Perkembangan di Venezuela memiliki arti penting bagi pasar minyak global. Pasalnya, negara tersebut akan memegang jabatan bergilir sebagai presiden OPEC tahun ini. Harga minyak kemungkinan masih akan tetap dalam kisaran ini hingga mendapatkan kejelasan lebih lanjut.
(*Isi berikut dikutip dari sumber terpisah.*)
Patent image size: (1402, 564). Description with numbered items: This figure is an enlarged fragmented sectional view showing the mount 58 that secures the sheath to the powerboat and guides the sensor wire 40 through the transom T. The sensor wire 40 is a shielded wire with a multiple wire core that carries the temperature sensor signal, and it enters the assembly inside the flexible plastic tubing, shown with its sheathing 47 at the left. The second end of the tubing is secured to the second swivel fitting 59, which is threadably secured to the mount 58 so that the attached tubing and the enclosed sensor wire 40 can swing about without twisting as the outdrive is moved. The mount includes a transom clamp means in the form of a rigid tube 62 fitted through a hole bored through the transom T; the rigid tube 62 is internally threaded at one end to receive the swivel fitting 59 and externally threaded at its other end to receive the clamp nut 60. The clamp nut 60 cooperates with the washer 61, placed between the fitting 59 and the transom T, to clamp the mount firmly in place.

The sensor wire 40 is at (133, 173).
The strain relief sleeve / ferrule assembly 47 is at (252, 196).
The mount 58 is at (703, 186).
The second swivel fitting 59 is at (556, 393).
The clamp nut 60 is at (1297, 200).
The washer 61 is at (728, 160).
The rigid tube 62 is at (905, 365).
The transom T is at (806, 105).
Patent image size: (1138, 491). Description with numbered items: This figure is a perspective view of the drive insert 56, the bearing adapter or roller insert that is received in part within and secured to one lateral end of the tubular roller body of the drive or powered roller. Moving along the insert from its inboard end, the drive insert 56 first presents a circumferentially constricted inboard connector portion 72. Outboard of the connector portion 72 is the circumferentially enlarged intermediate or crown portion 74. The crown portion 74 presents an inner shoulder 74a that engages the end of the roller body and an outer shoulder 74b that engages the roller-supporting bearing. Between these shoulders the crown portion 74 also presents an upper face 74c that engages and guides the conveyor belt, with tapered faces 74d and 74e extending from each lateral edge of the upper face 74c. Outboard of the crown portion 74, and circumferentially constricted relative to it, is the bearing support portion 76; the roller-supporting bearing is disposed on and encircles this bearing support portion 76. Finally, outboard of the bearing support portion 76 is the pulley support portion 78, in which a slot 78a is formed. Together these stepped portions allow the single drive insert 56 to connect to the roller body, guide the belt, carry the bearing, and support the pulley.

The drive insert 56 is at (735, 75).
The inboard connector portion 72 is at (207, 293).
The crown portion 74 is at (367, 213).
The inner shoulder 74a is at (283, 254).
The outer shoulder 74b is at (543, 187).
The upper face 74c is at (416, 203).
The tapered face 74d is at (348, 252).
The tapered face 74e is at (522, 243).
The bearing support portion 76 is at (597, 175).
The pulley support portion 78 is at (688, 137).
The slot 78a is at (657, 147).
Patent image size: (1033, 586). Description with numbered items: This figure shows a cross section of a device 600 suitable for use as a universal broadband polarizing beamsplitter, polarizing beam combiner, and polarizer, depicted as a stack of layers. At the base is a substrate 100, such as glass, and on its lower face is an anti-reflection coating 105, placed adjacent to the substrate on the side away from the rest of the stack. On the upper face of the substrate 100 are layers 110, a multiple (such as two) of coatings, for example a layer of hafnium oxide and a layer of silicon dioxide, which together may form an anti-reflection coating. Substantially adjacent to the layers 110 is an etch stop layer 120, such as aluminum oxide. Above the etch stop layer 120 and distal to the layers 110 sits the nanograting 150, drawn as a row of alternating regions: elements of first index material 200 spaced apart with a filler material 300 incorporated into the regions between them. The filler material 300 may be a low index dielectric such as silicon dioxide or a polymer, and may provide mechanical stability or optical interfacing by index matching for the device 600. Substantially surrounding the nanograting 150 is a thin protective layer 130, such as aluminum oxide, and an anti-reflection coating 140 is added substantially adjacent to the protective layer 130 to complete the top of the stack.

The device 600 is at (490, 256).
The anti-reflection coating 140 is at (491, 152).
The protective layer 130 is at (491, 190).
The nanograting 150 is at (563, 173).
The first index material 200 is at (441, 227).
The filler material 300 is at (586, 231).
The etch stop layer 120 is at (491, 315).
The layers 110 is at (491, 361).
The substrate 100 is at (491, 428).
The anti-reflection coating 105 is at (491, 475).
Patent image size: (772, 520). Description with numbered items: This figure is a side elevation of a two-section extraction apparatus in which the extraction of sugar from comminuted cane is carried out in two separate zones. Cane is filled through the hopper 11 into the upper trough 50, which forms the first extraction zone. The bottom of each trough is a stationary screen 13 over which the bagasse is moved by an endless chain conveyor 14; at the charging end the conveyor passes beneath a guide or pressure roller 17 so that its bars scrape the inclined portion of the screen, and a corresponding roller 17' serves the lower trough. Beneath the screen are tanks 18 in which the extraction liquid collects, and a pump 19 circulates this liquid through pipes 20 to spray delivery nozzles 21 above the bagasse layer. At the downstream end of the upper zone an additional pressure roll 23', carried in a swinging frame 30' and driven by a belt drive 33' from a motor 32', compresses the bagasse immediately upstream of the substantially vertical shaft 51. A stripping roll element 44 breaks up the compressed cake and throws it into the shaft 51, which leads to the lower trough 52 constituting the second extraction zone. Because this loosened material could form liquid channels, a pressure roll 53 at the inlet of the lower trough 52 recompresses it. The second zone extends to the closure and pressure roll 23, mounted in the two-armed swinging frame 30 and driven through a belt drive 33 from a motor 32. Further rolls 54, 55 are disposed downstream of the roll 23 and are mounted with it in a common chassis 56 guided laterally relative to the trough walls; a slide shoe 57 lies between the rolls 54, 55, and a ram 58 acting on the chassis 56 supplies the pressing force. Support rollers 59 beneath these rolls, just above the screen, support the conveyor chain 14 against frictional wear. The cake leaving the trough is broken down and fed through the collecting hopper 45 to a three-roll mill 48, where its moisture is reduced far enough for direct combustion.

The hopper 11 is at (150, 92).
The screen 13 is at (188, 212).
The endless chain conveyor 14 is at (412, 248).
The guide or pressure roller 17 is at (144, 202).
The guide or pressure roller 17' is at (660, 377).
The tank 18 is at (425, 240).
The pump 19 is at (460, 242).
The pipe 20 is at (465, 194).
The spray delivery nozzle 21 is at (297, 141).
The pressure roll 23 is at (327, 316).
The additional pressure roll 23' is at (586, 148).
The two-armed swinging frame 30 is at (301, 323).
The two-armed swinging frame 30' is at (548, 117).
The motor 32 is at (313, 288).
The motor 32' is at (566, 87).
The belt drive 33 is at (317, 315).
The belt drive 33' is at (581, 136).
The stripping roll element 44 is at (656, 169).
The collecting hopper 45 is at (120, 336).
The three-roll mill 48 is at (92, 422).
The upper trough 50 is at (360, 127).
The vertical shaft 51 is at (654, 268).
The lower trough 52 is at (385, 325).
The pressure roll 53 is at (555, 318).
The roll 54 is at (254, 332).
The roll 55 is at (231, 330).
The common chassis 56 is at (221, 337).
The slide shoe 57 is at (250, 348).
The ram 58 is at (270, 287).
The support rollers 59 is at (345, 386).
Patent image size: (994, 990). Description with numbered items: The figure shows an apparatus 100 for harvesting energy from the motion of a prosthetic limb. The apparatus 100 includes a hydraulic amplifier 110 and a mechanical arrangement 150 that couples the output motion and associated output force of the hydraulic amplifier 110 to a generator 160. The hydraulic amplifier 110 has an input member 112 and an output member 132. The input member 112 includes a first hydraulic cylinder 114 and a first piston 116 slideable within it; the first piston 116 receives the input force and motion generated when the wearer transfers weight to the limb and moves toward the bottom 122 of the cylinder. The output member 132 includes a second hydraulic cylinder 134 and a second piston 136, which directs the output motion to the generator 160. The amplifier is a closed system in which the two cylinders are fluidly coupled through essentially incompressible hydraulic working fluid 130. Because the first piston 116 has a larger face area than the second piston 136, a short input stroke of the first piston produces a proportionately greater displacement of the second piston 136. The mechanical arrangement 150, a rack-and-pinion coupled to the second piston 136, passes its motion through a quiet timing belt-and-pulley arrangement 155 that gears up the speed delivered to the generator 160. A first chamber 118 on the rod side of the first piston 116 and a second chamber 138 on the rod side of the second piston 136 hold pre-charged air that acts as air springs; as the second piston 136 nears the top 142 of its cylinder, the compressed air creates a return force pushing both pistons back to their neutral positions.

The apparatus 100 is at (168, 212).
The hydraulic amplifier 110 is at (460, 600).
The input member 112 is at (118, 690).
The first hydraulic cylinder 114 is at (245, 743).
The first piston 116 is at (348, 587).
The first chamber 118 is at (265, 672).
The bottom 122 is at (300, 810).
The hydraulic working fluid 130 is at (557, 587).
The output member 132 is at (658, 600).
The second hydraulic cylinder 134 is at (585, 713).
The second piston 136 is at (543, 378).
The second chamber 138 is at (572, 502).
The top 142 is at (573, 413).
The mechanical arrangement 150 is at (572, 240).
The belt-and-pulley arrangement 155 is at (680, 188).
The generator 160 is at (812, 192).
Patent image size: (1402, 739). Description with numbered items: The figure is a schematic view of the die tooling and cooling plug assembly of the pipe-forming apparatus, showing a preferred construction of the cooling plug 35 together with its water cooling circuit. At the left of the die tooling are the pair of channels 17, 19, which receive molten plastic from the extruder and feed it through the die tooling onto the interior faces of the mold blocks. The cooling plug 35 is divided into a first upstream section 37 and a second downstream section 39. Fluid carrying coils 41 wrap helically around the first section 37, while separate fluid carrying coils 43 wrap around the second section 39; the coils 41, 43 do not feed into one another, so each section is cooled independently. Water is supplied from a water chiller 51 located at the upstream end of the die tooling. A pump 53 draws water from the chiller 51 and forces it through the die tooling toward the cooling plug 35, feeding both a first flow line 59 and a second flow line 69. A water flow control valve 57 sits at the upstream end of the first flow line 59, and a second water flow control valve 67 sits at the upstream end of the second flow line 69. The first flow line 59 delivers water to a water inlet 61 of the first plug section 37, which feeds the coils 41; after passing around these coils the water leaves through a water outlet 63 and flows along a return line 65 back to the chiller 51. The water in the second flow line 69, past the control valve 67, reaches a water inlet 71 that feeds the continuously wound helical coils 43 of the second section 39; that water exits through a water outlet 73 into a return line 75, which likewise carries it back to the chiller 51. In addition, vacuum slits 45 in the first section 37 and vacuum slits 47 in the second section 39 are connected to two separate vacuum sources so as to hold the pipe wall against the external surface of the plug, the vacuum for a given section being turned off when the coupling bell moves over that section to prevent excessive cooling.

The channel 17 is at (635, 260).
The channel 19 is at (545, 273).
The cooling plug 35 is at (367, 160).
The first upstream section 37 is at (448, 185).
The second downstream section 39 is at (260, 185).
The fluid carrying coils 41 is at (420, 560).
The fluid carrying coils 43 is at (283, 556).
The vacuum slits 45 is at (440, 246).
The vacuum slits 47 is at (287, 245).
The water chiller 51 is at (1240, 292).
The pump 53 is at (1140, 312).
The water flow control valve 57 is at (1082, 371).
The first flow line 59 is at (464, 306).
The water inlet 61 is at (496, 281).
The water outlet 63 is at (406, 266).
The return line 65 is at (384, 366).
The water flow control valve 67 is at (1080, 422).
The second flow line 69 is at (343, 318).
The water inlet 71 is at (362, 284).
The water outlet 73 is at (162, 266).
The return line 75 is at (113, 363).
Pada hari Kamis, Lembaga Informasi Energi melaporkan bahwa pasokan minyak mentah AS naik 8 juta barel selama sepekan hingga 18 Januari. Hasil ini bertentangan dengan ekspektasi awal yang memperkirakan terjadinya penurunan sebesar 600.000 barel. Pihak American Petroleum Institute (API) sehari sebelumnya melaporkan terjadi kenaikan 6,6 juta barel. Data dirilis sehari lebih lambat dari biasanya karena libur hari Martin Luther King, Jr.
Penurunan kegiatan penyulingan dan ekspor minyak mentah ditengah lonjakan impor minyak mentah telah mengakhiri penurunan suplai minyak secara tiba-tiba pada baru-baru ini. Persediaan minyak mentah AS mencatat penurunan dari dua minggu sebelumnya. Memang penurunan kegiatan penyulingan wajar dilakukan disaat masuk musim pemeliharaan. Sayangnya, penurunan minyak olahan ini diperparah dengan lonjakan besar impor yang mendorong stok minyak mentah tetap lebih tinggi.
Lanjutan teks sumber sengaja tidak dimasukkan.